Dans tous ces cas, les « emprunts » sont à la fois des hommages (Lovecraft), des clins d’œil à une culture partagée avec le lecteur (Harry Potter) mais aussi des détournements (Bree Van de Kamp.) Surtout, ils constituent des étayages : le lecteur, dans la mesure où il a affaire à une encyclopédie dont il partage les références, accepte plus volontiers de s’immerger dans un univers fictionnel ; à la limite, il accepte le pivotement qui lui est proposé entre son « réel » et ce qu’il lit. C’est précisément la question posée par l’épisode de Buffy, comme dans le cas de Sutter Cane et d’autres, et qui renouvelle agréablement la question canonique à la fin d’un récit d’épouvante : « était-ce un rêve ? »
2. Vampire et psychologie
Quittons provisoirement Buffy pour examiner Une femme avec personne dedans. De ce texte on ne retiendra que la relation entre l’auteur et sa lectrice, qui est une variation sur le motif du vampire, mais pas exactement dans le sens suggéré par Tournier. Mais il faut préciser d’emblée que le savoir psy que détient à l’évidence l’auteur ne l’emprisonne pas. Elle ironise à plusieurs reprises sur les prétentions des analystes à « comprendre » ou commenter son histoire, son mal-être : dans Le Cri du sablier intervient de loin en loin un psy qui fait chaque fois fausse route, et dont le texte finit par dénoncer le caractère fictif :
Il me fallait seulement dialogue à l’avatar un double ficelé rôti pour enfourner proprette ma post-consomption […] Car depuis le début tout n’était qu’autopsy[18].
L’auto-analyse forge ses propres outils, même si elle fait usage de ceux que l’analyse peut lui fournir.
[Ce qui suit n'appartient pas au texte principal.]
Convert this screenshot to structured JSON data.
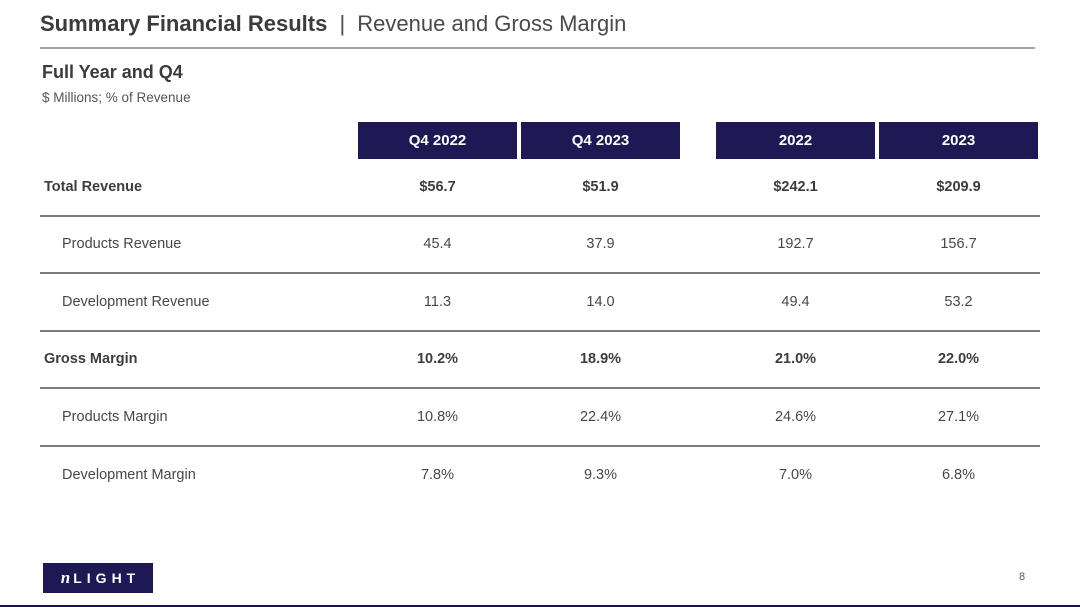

Une femme avec personne dedans relate l’identification pathologique d’une lectrice à l’écrivain, difficilement supportable pour celle-ci, car elle lui présente un miroir, mais déformant. Le manuscrit de la lectrice lui apparaît comme « un décalque malsain de [ses] trois premiers livres. […] sa langue […] ânonnait les stigmates de la mienne » (UF 8). La narratrice s’interroge sur la carence qui a provoqué cette assimilation morbide : « qui pouvait à ce point être devenu aphone pour se greffer fil blanc, au vif des cordes vocales, mes polypes étrangers ? » (UF 8) Nous reviendrons sur cette émergence de la voix, voix empêchée d’un côté, voix dérobée/dérobante de l’autre. La lectrice finit par énoncer son but : « Je veux être à mon tour Chloé Delaume » (UF 12). Face à l’impossible de cette demande, la narratrice tente de donner un conseil : « cesser d’aspirer mon ombre » (UF 8), c’est-à-dire : cesser d’être (ou d’essayer d’être) mon vampire. Mais la lectrice se suicide. Son secret : elle a été victime d’un inceste, et l’écriture ne lui a pas permis de surmonter son trauma. Commentaire, implacable mais lucide, de la narratrice : « Elle n’avait pas saisi qu’une plaie seule ne chante guère » (UF 11).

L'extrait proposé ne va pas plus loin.